To stress that the change was about personnel, and not policy, the president was surrounded by his top national security advisers — Vice President Joe Biden, Defense Secretary Robert Gates, Chairman of the Joint Chiefs Adm. Mike Mullen and his choice to succeed McChrystal, Gen. David Petraeus, being called on for the second time by a president faced with a military situation slipping out of control.
 
This was more than just the usual human window dressing for a Washington announcement. It was intended as a demonstration to our allies, Congress and perhaps especially our own military that the administration’s national security team and its Afghanistan policy were not in the disarray that McChrystal had seemed to imply.
 
The simple truth of the matter was that Obama had little choice but to push his errant general out. The president would have looked weak and ineffectual had he not. Keeping McChrystal on — especially since this was the second time the president had called him on the carpet for impolitic remarks — would have been a sign to the military that Obama was prepared to tolerate conduct perilously close to insubordination.
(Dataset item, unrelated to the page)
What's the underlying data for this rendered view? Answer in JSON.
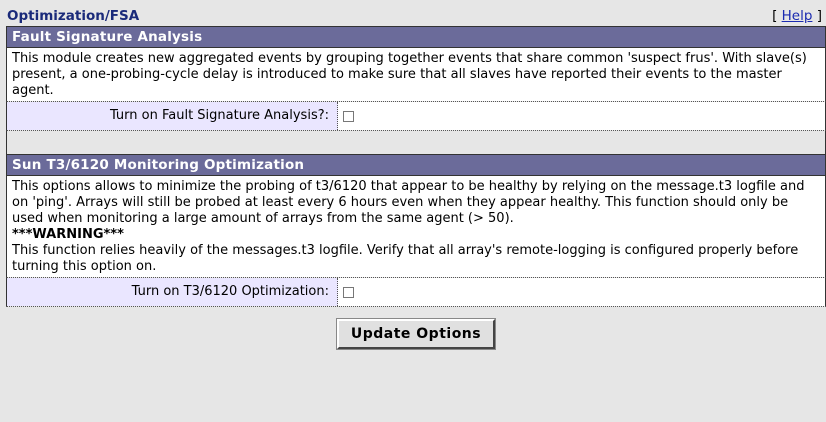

Petraeus, now head of Central Command, was the architect of the surge that reversed the spiraling violence in Iraq in 2007 to 2008.
 
The conditions in Afghanistan are even more intractable, and the American public’s support for the war is waning. Obama repeated his goals for the Afghan theater — defeat al-Qaida, break the Taliban’s momentum and increase the strength and capacity of the Afghan and Pakistani governments. 
 
But the fact is that Obama has never seemed enthused about winning the war — having declined to send McChrystal as many troops as he had requested, having set an arbitrary date for their return next year and having never once uttered the word “victory” in connection with Afghanistan. It sure isn’t the way Franklin Roosevelt went about rallying the country to win World War II.